Booth et Melling offrent une dynamique convaincante dans « Shoshana »
Booth a peut-être du mal à avoir une alchimie convaincante à l'écran avec Starshenbaum, mais il est formidable lorsqu'il partage l'écran avec Melling. Les deux officiers britanniques représentent une dichotomie entre les « bons » et les « mauvais » Britanniques, où Wilkin de Booth est humanisé et empathique, tandis que Morton de Melling est insensible et colonial . Le personnage de Melling, en particulier, est basé sur un personnage réel qui aurait assassiné le chef du groupe terroriste Irgoun, alors qu'il était censé seulement l'arrêter. Melling joue habilement cette ambiguïté , gardant des yeux perçants et écarquillés et une expression froide et calculatrice, où il est heureux de franchir n'importe quelle ligne pour faire respecter la loi. On a parfois l'impression que Morton n'enregistre même pas quiconque n'est pas britannique comme humain, et c'est morbidement fascinant à regarder.

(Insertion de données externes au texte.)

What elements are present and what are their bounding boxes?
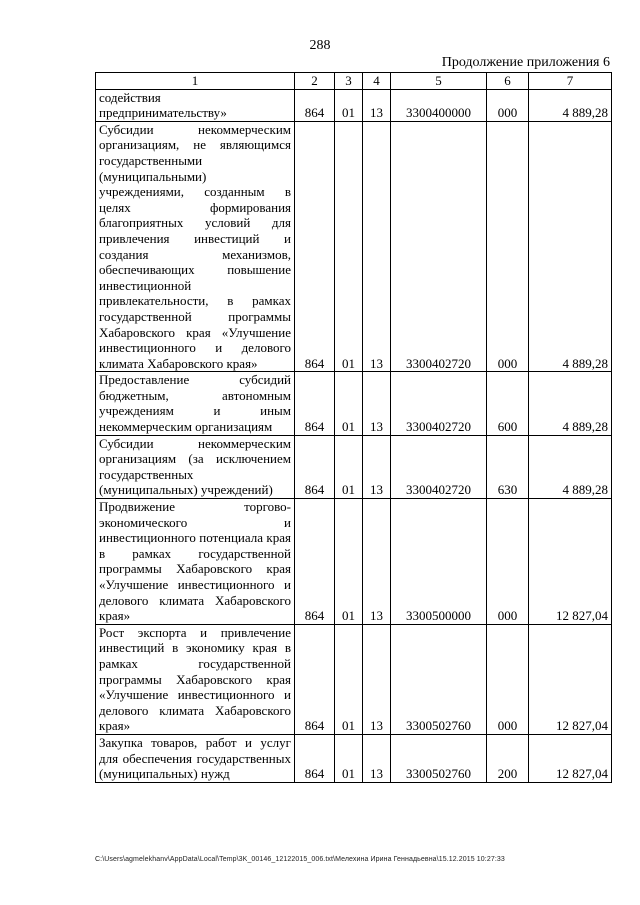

Ensemble, les deux personnages ont une dynamique controversée, car Wilkin rabaisse souvent le manque d'empathie dans l'action de Morton, d'autant plus qu'il utilise des informateurs confidentiels et est souvent pragmatique s'ils sont tués pour trahison. Mais ce qui est le plus intriguant dans leur relation, c'est que, malgré leur caractère binaire, ils sont finalement du même côté, ce qui propose des implications encore plus intrigantes qui sont explorées tard dans le film. Parfois, on a l’impression qu’il y a plus d’enjeux dans cette relation antagoniste que dans la romance centrale. , surtout avec La performance de Booth de plus en plus désespérée et déchirée . Shoshana a l'étoffe d'un film étonnant et réussit avec la plupart de ses commentaires politiques, mais s'il ajustait légèrement sa portée, il serait peut-être moins froid et sans émotion.
Shoshana joue désormais au cinéma.
Shoshana
« Shoshana » est peut-être pertinent et puissant, mais manque d'équilibre et d'émotion.